滋賀県生まれで、1949年に日本人で初めてノーベル賞を受賞した湯川秀樹氏の快挙に「物理学者がノーベル賞をもらって、子供なりに科学者ってのはすごいな」と感銘を受けたという。京大医学部卒業後、研究の道に入ったが、当初は免疫学は人気のない分野だったため、研究費を稼ぐのに苦労した。「(米財団から)たまたま奨学金を得ることができたので、じっくり研究ができた」と振り返った。
妻の教子さん(71)と二人三脚で研究に取り組み、体内の過剰な免疫反応を抑えるリンパ球の一種「制御性T細胞」の発見につながった。免疫療法の発展につながり、将来的には糖尿病やがん、リウマチなどのさらなる治療法の確立が期待される。

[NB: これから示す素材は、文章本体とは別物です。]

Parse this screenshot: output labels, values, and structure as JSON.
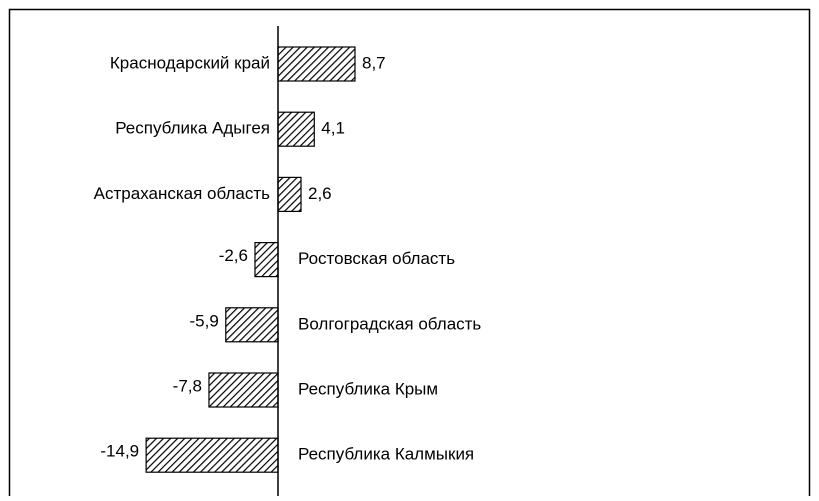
{
  "chart_data": {
    "type": "barh",
    "categories": [
      "Краснодарский край",
      "Республика Адыгея",
      "Астраханская область",
      "Ростовская область",
      "Волгоградская область",
      "Республика Крым",
      "Республика Калмыкия"
    ],
    "values": [
      8.7,
      4.1,
      2.6,
      -2.6,
      -5.9,
      -7.8,
      -14.9
    ],
    "value_labels": [
      "8,7",
      "4,1",
      "2,6",
      "-2,6",
      "-5,9",
      "-7,8",
      "-14,9"
    ],
    "color": "#000000"
  }
}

受賞には「学生諸君、共同研究者の方々、そういう長い間、一緒に過ごしてきた方々に感謝しております」と言葉を並べ、出身地の滋賀・長浜にも触れ「高校時代まで長浜におりました。琵琶湖にも伊吹山にも近い。なかなかいいところで育ったなと思っております。育ててくれた両親にも感謝しております。一緒に学校に行った近所の方々にもお世話になり感謝しております」と終始、お礼の言葉を述べた。

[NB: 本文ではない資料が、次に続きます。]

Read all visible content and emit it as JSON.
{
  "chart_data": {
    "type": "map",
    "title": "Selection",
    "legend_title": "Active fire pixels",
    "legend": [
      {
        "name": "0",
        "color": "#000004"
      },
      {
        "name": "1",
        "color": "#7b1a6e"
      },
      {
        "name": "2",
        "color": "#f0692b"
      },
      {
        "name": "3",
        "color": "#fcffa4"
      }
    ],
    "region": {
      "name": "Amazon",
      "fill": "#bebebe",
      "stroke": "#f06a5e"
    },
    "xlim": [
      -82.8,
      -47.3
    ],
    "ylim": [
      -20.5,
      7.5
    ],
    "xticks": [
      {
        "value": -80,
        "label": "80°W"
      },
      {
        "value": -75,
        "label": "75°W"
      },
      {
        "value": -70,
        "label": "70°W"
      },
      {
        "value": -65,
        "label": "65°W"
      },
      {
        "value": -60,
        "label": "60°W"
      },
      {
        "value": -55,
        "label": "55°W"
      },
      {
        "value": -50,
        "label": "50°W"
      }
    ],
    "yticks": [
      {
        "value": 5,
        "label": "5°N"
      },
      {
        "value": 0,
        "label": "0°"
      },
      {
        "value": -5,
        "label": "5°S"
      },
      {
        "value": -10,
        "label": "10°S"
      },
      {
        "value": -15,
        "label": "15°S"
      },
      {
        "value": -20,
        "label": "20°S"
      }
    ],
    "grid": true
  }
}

大阪大学での受賞会見の最中には、石破茂首相や阿部俊子文科相らから相次いで祝電が届き、報道陣の前での公開やりとりとなった。米財団の助けで研究に取り組めた経験から坂口氏は「日本も民間で支援組織、財団がたくさんできてサポートできる社会を成熟していくべき」「日本の基礎科学に対する支援というのが不足している。同じGDPであるドイツと日本を比べると、免疫の分野では(研究費が)3分の1です」と自身の受賞の喜びよりも研究費の支援を訴えた。

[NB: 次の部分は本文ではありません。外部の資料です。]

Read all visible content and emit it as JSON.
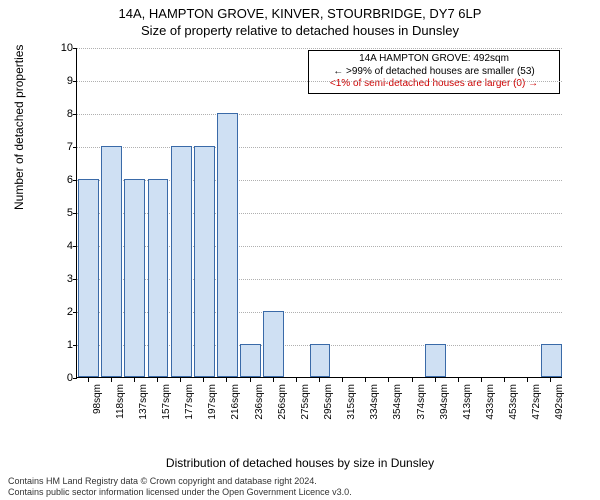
{
  "title": {
    "main": "14A, HAMPTON GROVE, KINVER, STOURBRIDGE, DY7 6LP",
    "sub": "Size of property relative to detached houses in Dunsley"
  },
  "chart": {
    "type": "bar",
    "ylabel": "Number of detached properties",
    "xlabel": "Distribution of detached houses by size in Dunsley",
    "ylim_max": 10,
    "ytick_step": 1,
    "categories": [
      "98sqm",
      "118sqm",
      "137sqm",
      "157sqm",
      "177sqm",
      "197sqm",
      "216sqm",
      "236sqm",
      "256sqm",
      "275sqm",
      "295sqm",
      "315sqm",
      "334sqm",
      "354sqm",
      "374sqm",
      "394sqm",
      "413sqm",
      "433sqm",
      "453sqm",
      "472sqm",
      "492sqm"
    ],
    "values": [
      6,
      7,
      6,
      6,
      7,
      7,
      8,
      1,
      2,
      0,
      1,
      0,
      0,
      0,
      0,
      1,
      0,
      0,
      0,
      0,
      1
    ],
    "bar_fill": "#cfe0f3",
    "bar_border": "#3a6aa8",
    "grid_color": "#b0b0b0",
    "background_color": "#ffffff",
    "label_fontsize": 12,
    "tick_fontsize": 11
  },
  "annotation": {
    "line1": "14A HAMPTON GROVE: 492sqm",
    "line2": "← >99% of detached houses are smaller (53)",
    "line3": "<1% of semi-detached houses are larger (0) →"
  },
  "footer": {
    "line1": "Contains HM Land Registry data © Crown copyright and database right 2024.",
    "line2": "Contains public sector information licensed under the Open Government Licence v3.0."
  }
}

坂口氏の名前である志文(しもん)の由来は祖父が「名前は人と区別するためにあるのだから、他にない名前をつける」と父親に伝え、聖書の一ページに記されていた名前から取ったという。
長年、ノーベル賞候補に名前が挙がり、待ち望んでいた母親は昨年他界した。兄・偉作さんは母親に吉報を届けることができなかったことを残念がったが、祖父や両親、妻らの思いがようやく実り、人類の英知の結集ともされるノーベル賞にその名を刻んだ。